- Church: Catholic Church
- Diocese: Danlí
- Appointed: 15 May 2026
- Predecessor: José Antonio Canales Motiño
- Previous post: Vicar general of Archdiocese of Tegucigalpa (2023–2026)

Orders
- Ordination: 6 July 1985 by Ignacio Noguer Carmona
- Consecration: 25 July 2026 by José Vicente Nácher Tatay

Personal details
- Born: 21 January 1960 (age 66) Huéneja, Province of Granada, Spain
- Alma mater: Major Seminary of San Torcuato, Guadix; Faculty of Theology, Granada
- Motto: Fiat
- Coat of arms: Patricio Larrosa Martos's coat of arms

= Patricio Larrosa Martos =

Spanish-Honduran Catholic bishop (born 1960)

Patricio Larrosa Martos (born 21 January 1960) is a Spanish-born Honduran Roman Catholic prelate who has served as bishop of the Roman Catholic Diocese of Danlí in Honduras since 2026. A priest of the Diocese of Guadix, he served as a fidei donum missionary in Honduras from 1992 before being appointed Bishop of Danlí by Pope Leo XIV on 15 May 2026.

==Early life and education==
Larrosa Martos was born on 21 January 1960 in Huéneja, in the Diocese of Guadix, Spain. He studied philosophy and theology at the Major Seminary of San Torcuato in Guadix and later at the Faculty of Theology in Granada.

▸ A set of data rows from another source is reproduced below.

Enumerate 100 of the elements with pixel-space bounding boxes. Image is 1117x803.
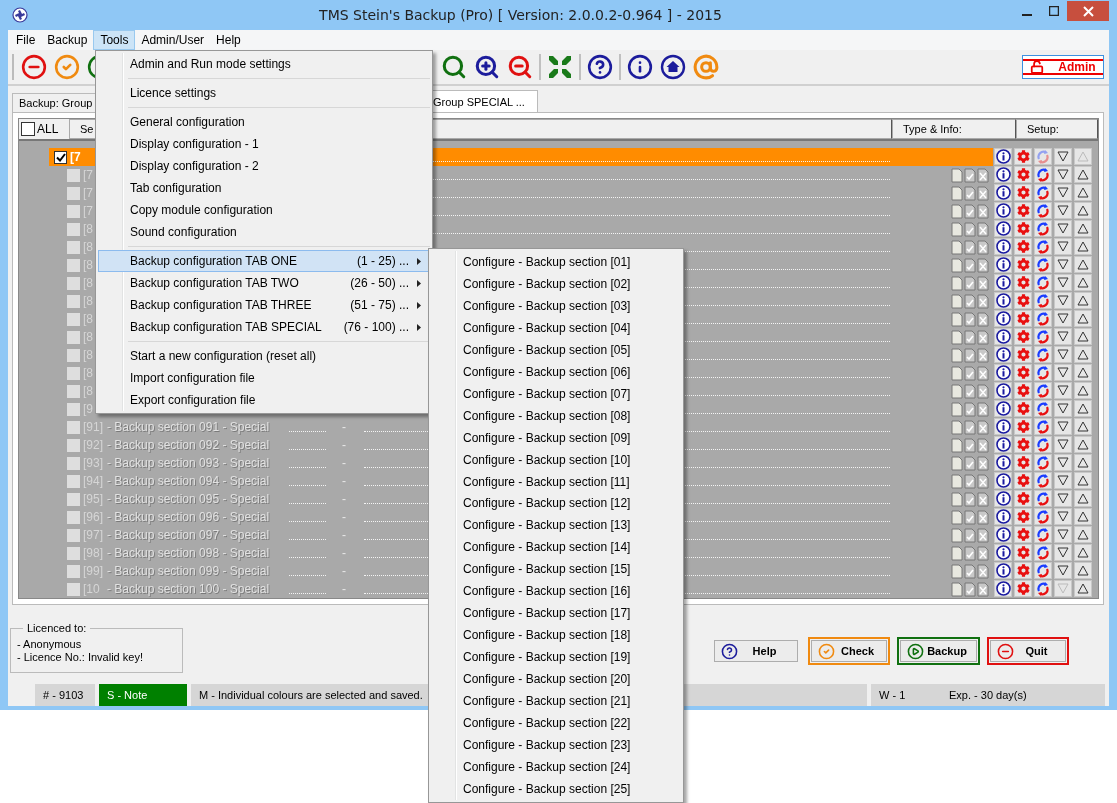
close-button[interactable] (1067, 1, 1109, 21)
move-down-button[interactable] (1054, 166, 1072, 183)
move-down-button[interactable] (1054, 364, 1072, 381)
info-button[interactable] (994, 472, 1012, 489)
move-down-button[interactable] (1054, 562, 1072, 579)
menu-item[interactable]: Configure - Backup section [01] (431, 251, 681, 273)
sync-button[interactable] (1034, 400, 1052, 417)
move-up-button[interactable] (1074, 238, 1092, 255)
sync-button[interactable] (1034, 382, 1052, 399)
menu-item[interactable]: Configure - Backup section [15] (431, 558, 681, 581)
checkbox[interactable] (67, 348, 80, 362)
checkbox[interactable] (67, 402, 80, 416)
menu-item[interactable]: Configure - Backup section [19] (431, 646, 681, 669)
move-down-button[interactable] (1054, 202, 1072, 219)
menu-item[interactable]: Configure - Backup section [10] (431, 448, 681, 471)
info-button[interactable] (994, 508, 1012, 525)
move-up-button[interactable] (1074, 490, 1092, 507)
settings-button[interactable] (1014, 148, 1032, 165)
settings-button[interactable] (1014, 310, 1032, 327)
settings-button[interactable] (1014, 382, 1032, 399)
info-button[interactable] (994, 544, 1012, 561)
move-down-button[interactable] (1054, 526, 1072, 543)
checkbox[interactable] (67, 168, 80, 182)
menu-item[interactable]: Configure - Backup section [21] (431, 690, 681, 712)
menu-item[interactable]: Configure - Backup section [07] (431, 382, 681, 405)
move-up-button[interactable] (1074, 292, 1092, 309)
info-button[interactable] (994, 166, 1012, 183)
menu-item[interactable]: Admin and Run mode settings (98, 53, 430, 75)
info-button[interactable] (994, 364, 1012, 381)
sync-button[interactable] (1034, 454, 1052, 471)
info-button[interactable] (994, 382, 1012, 399)
move-down-button[interactable] (1054, 544, 1072, 561)
menu-item[interactable]: Configure - Backup section [18] (431, 624, 681, 647)
sync-button[interactable] (1034, 310, 1052, 327)
sync-button[interactable] (1034, 256, 1052, 273)
move-up-button[interactable] (1074, 166, 1092, 183)
checkbox[interactable] (67, 276, 80, 290)
move-up-button[interactable] (1074, 580, 1092, 597)
settings-button[interactable] (1014, 490, 1032, 507)
info-button[interactable] (994, 310, 1012, 327)
checkbox[interactable] (67, 582, 80, 596)
sync-button[interactable] (1034, 166, 1052, 183)
menu-item[interactable]: Copy module configuration (98, 199, 430, 221)
menu-item[interactable]: Backup (41, 30, 94, 50)
info-button[interactable] (994, 490, 1012, 507)
settings-button[interactable] (1014, 256, 1032, 273)
menu-item[interactable]: Backup configuration TAB SPECIAL (76 - 100) ... (98, 316, 430, 338)
menu-item[interactable]: Configure - Backup section [11] (431, 470, 681, 493)
move-up-button[interactable] (1074, 310, 1092, 327)
checkbox[interactable] (67, 294, 80, 308)
move-down-button[interactable] (1054, 148, 1072, 165)
move-up-button[interactable] (1074, 436, 1092, 453)
menu-item[interactable]: Configure - Backup section [24] (431, 755, 681, 778)
sync-button[interactable] (1034, 328, 1052, 345)
sync-button[interactable] (1034, 436, 1052, 453)
menu-item[interactable]: Configure - Backup section [17] (431, 602, 681, 625)
settings-button[interactable] (1014, 364, 1032, 381)
home-icon[interactable] (660, 54, 686, 80)
move-up-button[interactable] (1074, 256, 1092, 273)
backup-button[interactable]: Backup (900, 640, 977, 662)
checkbox[interactable] (67, 384, 80, 398)
menu-item[interactable]: Configure - Backup section [03] (431, 294, 681, 317)
info-icon[interactable] (626, 53, 654, 81)
info-button[interactable] (994, 436, 1012, 453)
menu-item[interactable]: Export configuration file (98, 389, 430, 411)
sync-button[interactable] (1034, 508, 1052, 525)
settings-button[interactable] (1014, 544, 1032, 561)
settings-button[interactable] (1014, 562, 1032, 579)
check-icon[interactable] (53, 53, 81, 81)
move-up-button[interactable] (1074, 508, 1092, 525)
move-up-button[interactable] (1074, 472, 1092, 489)
settings-button[interactable] (1014, 472, 1032, 489)
settings-button[interactable] (1014, 274, 1032, 291)
settings-button[interactable] (1014, 400, 1032, 417)
quit-button[interactable]: Quit (990, 640, 1066, 662)
settings-button[interactable] (1014, 454, 1032, 471)
move-down-button[interactable] (1054, 400, 1072, 417)
zoom-in-icon[interactable] (473, 53, 501, 81)
move-down-button[interactable] (1054, 220, 1072, 237)
move-down-button[interactable] (1054, 310, 1072, 327)
info-button[interactable] (994, 238, 1012, 255)
sync-button[interactable] (1034, 526, 1052, 543)
sync-button[interactable] (1034, 562, 1052, 579)
move-down-button[interactable] (1054, 490, 1072, 507)
zoom-out-icon[interactable] (506, 53, 534, 81)
info-button[interactable] (994, 400, 1012, 417)
menu-item[interactable]: Configure - Backup section [08] (431, 404, 681, 427)
checkbox[interactable] (67, 258, 80, 272)
move-down-button[interactable] (1054, 238, 1072, 255)
menu-item[interactable]: File (10, 30, 42, 50)
menu-item[interactable]: Start a new configuration (reset all) (98, 345, 430, 367)
menu-item[interactable]: Configure - Backup section [25] (431, 777, 681, 800)
checkbox[interactable] (67, 204, 80, 218)
move-up-button[interactable] (1074, 346, 1092, 363)
help-icon[interactable] (586, 53, 614, 81)
menu-item[interactable]: Configure - Backup section [06] (431, 360, 681, 383)
settings-button[interactable] (1014, 526, 1032, 543)
menu-item[interactable]: Configure - Backup section [02] (431, 272, 681, 295)
menu-item[interactable]: Backup configuration TAB THREE (51 - 75) ... (98, 294, 430, 316)
info-button[interactable] (994, 526, 1012, 543)
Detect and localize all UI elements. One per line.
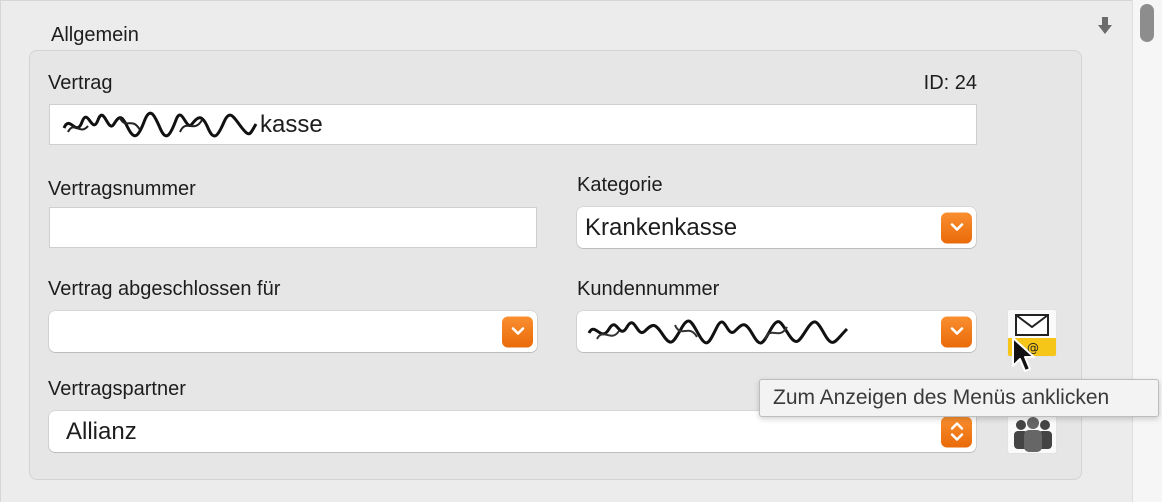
abgeschlossen-fuer-label: Vertrag abgeschlossen für	[48, 278, 281, 300]
redacted-text	[587, 319, 849, 344]
vertragspartner-popup[interactable]: Allianz	[49, 411, 976, 452]
chevron-down-icon[interactable]	[941, 212, 972, 243]
vertical-scrollbar[interactable]	[1132, 0, 1162, 502]
section-title: Allgemein	[51, 24, 139, 46]
kategorie-label: Kategorie	[577, 174, 663, 196]
redacted-text	[62, 111, 258, 137]
vertrag-field[interactable]: kasse	[49, 104, 977, 145]
down-arrow-icon[interactable]	[1095, 14, 1115, 38]
chevron-down-icon[interactable]	[502, 316, 533, 347]
vertragsnummer-label: Vertragsnummer	[48, 178, 196, 200]
mouse-pointer-icon	[1012, 337, 1035, 372]
kundennummer-label: Kundennummer	[577, 278, 720, 300]
left-border	[0, 0, 1, 502]
top-border	[0, 0, 1132, 1]
chevron-down-icon[interactable]	[941, 316, 972, 347]
vertragspartner-value: Allianz	[66, 417, 137, 445]
vertragsnummer-field[interactable]	[49, 207, 537, 248]
vertragspartner-label: Vertragspartner	[48, 378, 186, 400]
vertrag-label: Vertrag	[48, 72, 113, 94]
vertrag-value-suffix: kasse	[260, 110, 323, 138]
menu-tooltip: Zum Anzeigen des Menüs anklicken	[759, 379, 1159, 417]
kundennummer-popup[interactable]	[577, 311, 976, 352]
kundennummer-value	[585, 317, 976, 347]
id-label: ID: 24	[923, 72, 977, 94]
kategorie-popup[interactable]: Krankenkasse	[577, 207, 976, 248]
scrollbar-thumb[interactable]	[1140, 4, 1154, 42]
up-down-chevron-icon[interactable]	[941, 416, 972, 447]
abgeschlossen-fuer-popup[interactable]	[49, 311, 537, 352]
kategorie-value: Krankenkasse	[585, 213, 738, 241]
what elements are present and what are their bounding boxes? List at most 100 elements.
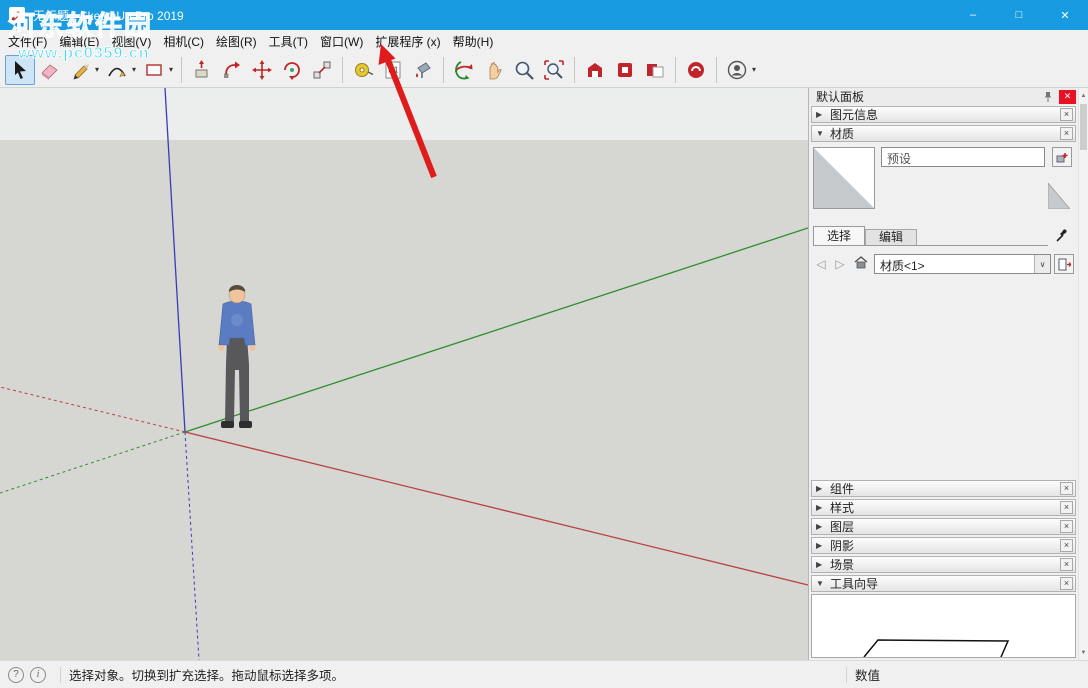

He was ordained a deacon on 30 June 1984 and a priest for the Diocese of Guadix on 6 July 1985 by Bishop Ignacio Noguer Carmona.

==Priestly ministry==
After his ordination, Larrosa Martos carried out pastoral ministry in the Diocese of Guadix. In 1992 he was sent to Honduras as a Fidei donum missionary, where he served in parish ministry and diocesan administration.

During his missionary ministry he became closely associated with the Archdiocese of Tegucigalpa and was appointed vicar general in 2023. He also founded the charitable organization ACOES (Asociación Colaboración y Esfuerzo), dedicated to educational and social projects in Honduras.

==Episcopal ministry==
On 15 May 2026, Pope Leo XIV appointed Larrosa Martos Bishop of Danlí, succeeding José Antonio Canales Motiño. The appointment was welcomed by his home Diocese of Guadix, which highlighted his more than three decades of missionary service in Honduras.

He received episcopal consecration on 25 July 2026.